For that also, I tried with $a_n=C3^n+D$ but did not get anything. Please help me.
On
Solve:$$u_n=3u_{n-1}-2u_{n-2}+3^n-2$$
The homogenous solution is given by$$u_{n}^{(h)}=3u_{n-1}-2u_{n-2}$$Its characteristic equation is then equal to$$r^2-3r+2=0\qquad\qquad r=1,2$$Hence, the solution for the homogenous portion is$$u_{n}^{(h)}=C_1+C_22^n$$The particular solution is found by taking the general form of the second half of our recurrence.
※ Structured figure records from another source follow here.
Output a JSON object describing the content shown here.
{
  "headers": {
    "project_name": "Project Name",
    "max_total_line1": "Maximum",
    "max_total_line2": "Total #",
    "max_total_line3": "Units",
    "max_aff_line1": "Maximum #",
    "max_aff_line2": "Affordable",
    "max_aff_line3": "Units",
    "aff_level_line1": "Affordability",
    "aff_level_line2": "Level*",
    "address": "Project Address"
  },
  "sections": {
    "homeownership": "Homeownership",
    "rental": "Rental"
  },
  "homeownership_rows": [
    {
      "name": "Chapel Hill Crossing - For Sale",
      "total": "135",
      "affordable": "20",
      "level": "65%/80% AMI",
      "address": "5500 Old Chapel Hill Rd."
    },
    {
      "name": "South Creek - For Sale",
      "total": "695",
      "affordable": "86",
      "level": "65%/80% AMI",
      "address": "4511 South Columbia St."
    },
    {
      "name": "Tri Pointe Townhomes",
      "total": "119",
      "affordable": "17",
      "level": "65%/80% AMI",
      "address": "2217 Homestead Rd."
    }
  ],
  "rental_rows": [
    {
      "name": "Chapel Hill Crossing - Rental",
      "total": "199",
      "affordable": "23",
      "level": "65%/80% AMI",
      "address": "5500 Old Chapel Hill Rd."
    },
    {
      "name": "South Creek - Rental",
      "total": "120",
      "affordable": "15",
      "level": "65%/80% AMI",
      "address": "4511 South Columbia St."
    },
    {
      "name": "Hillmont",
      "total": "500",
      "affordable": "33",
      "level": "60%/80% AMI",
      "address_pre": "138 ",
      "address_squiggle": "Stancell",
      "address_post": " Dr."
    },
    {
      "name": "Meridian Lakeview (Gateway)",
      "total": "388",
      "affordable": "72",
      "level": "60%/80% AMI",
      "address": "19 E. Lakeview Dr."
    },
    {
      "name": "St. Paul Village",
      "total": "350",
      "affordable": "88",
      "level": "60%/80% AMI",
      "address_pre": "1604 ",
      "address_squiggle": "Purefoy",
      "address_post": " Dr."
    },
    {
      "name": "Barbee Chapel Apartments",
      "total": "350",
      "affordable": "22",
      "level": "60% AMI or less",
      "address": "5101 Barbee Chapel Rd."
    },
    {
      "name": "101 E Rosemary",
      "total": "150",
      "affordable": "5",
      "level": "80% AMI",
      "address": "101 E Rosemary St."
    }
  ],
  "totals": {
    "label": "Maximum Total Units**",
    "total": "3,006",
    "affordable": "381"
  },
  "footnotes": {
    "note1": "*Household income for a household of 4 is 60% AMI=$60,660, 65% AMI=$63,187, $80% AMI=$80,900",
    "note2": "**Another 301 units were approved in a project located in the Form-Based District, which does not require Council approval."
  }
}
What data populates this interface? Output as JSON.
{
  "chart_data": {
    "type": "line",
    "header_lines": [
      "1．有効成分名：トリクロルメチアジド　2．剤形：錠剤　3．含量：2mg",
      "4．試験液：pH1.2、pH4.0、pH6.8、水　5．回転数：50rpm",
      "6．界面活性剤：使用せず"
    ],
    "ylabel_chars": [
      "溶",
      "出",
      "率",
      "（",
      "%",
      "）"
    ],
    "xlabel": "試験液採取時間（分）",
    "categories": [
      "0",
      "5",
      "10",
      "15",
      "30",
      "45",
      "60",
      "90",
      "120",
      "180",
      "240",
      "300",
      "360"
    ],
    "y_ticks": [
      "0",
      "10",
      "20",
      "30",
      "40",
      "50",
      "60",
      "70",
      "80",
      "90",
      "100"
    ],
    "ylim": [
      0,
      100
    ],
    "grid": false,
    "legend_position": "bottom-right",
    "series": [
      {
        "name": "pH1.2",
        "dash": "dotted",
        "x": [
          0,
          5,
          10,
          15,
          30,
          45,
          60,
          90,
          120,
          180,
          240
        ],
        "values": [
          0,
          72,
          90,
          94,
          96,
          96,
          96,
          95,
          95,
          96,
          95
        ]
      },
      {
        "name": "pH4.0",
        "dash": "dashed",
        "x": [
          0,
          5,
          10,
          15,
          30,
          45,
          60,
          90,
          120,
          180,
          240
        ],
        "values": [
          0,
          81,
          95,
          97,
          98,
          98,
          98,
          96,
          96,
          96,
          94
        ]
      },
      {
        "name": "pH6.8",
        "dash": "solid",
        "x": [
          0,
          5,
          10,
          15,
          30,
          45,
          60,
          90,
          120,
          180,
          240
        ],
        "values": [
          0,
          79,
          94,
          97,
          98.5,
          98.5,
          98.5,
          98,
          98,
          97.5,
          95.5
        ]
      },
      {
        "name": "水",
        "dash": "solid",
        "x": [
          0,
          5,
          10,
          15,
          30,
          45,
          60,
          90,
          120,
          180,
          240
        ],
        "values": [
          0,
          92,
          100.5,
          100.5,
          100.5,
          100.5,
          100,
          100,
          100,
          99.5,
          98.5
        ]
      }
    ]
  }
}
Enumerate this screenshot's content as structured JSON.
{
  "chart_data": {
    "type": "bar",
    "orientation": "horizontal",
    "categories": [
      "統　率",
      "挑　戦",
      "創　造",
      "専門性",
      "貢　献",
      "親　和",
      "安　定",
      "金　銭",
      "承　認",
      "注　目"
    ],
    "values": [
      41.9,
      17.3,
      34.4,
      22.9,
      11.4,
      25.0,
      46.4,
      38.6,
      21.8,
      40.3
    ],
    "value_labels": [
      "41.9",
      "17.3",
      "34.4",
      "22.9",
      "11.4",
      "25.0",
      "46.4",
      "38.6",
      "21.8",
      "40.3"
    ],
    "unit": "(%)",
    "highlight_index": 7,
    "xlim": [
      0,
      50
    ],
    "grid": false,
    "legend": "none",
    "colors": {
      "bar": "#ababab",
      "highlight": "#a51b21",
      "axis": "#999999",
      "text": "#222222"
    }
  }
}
However, note that since we already have a constant, namely $C_1$ in our homogeneous solution, we have to multiply every term by $n$ to get$$u_{n}^{(p)}=C_3n3^n+C_4n$$Substitute that back into the original recurrence to get$$C_3n3^n+C_4n=C_3(n-1)3^n+3C_4(n-1)-2C_3(n-2)3^{n-2}-2C_4(n-2)+3^n-2$$Substitute any value of $n$, preferably $n=0$ and $n=1$ into the equation to solve for $C_3$ and $C_4$. The complete solution is found by adding the homogeneous and particular solutions together$$u_n=u_{n}^{(h)}+u_{n}^{(p)}$$
You are in the right direction:
Similarly to the method for finding particular solution for ODE, you can search a particular solution as $a_n=D \times n \times 1^n$: $$a_n-3a_{n-1}+2a_{n-2}=D(n-3(n-1)+2(n-2)) =-D$$ so $D=2$.
Finally by linearity: $$a_n=\frac{9}{2} 3^n+2 n$$ is a particular solution.